Nigeria’s poor socio-economic performance, human rights abuses, widespread poverty, insecurity, corruption, and lack of trust in the political system have led to disenchantment amongst the electorate. The government faces the growing challenge of preventing the country from breaking apart along ethnic and religious lines. Thousands of people have died over the past few years in attacks led by jihadists in the north-east while separatist aspirations have also been growing. Nigeria's insecurity has added to its economic woes, hindering foreign investment.

The former British colony is one of the world's largest oil producers, but few Nigerians, including those in oil-producing areas, have benefited. Nigeria is highly vulnerable to the global economic disruption caused by COVID-19. Forty percent of Nigerians live below the poverty line, while another 25 percent are vulnerable.
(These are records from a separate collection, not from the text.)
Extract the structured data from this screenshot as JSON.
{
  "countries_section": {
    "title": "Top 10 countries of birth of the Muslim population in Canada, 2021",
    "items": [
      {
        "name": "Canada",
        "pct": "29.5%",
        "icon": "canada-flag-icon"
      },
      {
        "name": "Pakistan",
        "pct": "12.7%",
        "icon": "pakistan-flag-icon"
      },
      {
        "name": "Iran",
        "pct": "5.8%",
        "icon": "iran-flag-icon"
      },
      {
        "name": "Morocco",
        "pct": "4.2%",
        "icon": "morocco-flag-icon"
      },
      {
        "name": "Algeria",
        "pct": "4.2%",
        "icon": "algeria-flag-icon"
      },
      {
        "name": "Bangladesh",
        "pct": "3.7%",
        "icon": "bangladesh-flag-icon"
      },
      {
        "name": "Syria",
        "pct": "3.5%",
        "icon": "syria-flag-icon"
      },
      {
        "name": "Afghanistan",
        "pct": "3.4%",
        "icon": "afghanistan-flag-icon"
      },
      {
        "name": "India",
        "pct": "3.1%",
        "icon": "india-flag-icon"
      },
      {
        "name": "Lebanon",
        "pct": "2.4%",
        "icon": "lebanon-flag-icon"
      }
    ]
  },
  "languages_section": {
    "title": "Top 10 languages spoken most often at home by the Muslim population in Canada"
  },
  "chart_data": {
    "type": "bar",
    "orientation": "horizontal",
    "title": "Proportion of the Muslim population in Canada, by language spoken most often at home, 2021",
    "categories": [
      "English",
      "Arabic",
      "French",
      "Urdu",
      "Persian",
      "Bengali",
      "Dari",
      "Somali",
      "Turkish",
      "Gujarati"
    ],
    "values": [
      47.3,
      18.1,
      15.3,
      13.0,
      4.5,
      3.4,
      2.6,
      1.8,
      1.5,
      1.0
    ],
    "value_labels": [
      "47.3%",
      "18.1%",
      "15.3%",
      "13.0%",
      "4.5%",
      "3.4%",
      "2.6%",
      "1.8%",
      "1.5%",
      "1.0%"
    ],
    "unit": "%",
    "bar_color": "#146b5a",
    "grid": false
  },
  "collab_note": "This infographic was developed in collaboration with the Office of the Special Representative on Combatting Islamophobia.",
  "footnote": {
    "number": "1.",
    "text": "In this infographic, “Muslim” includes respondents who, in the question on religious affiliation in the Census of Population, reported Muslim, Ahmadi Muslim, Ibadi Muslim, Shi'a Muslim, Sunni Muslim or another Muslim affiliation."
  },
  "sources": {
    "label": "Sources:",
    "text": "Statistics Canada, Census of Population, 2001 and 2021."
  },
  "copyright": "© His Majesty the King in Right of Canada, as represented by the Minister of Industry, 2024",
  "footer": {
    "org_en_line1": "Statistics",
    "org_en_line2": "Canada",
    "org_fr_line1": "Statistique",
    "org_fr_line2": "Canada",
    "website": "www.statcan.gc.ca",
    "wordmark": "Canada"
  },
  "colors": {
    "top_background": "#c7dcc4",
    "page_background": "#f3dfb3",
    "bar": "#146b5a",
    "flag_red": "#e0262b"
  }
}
With COVID-19, as many as 53 million vulnerable people could fall into poverty. The magnitude of the health impact depends on the duration and the domestic spread of the outbreak, while the economic impact hinges on oil prices.

Maternal and newborn health in Nigeria

Over the past years money and expertise have been invested into overcoming Nigeria’s position as the second largest contributor to maternal mortality worldwide. Yet, while Nigeria’s maternal and child health indicators are improving, the numbers of children that die in childhood and mothers that die during childbirth has remained stubbornly high. According to the World Health Organization (WHO), the MMR of Nigeria is 814 (per 100,000 live births). The lifetime risk of a Nigerian woman dying during pregnancy, childbirth, postpartum or post-abortion is 1 in 22, in contrast to the lifetime risk in developed countries estimated at 1 in 4900.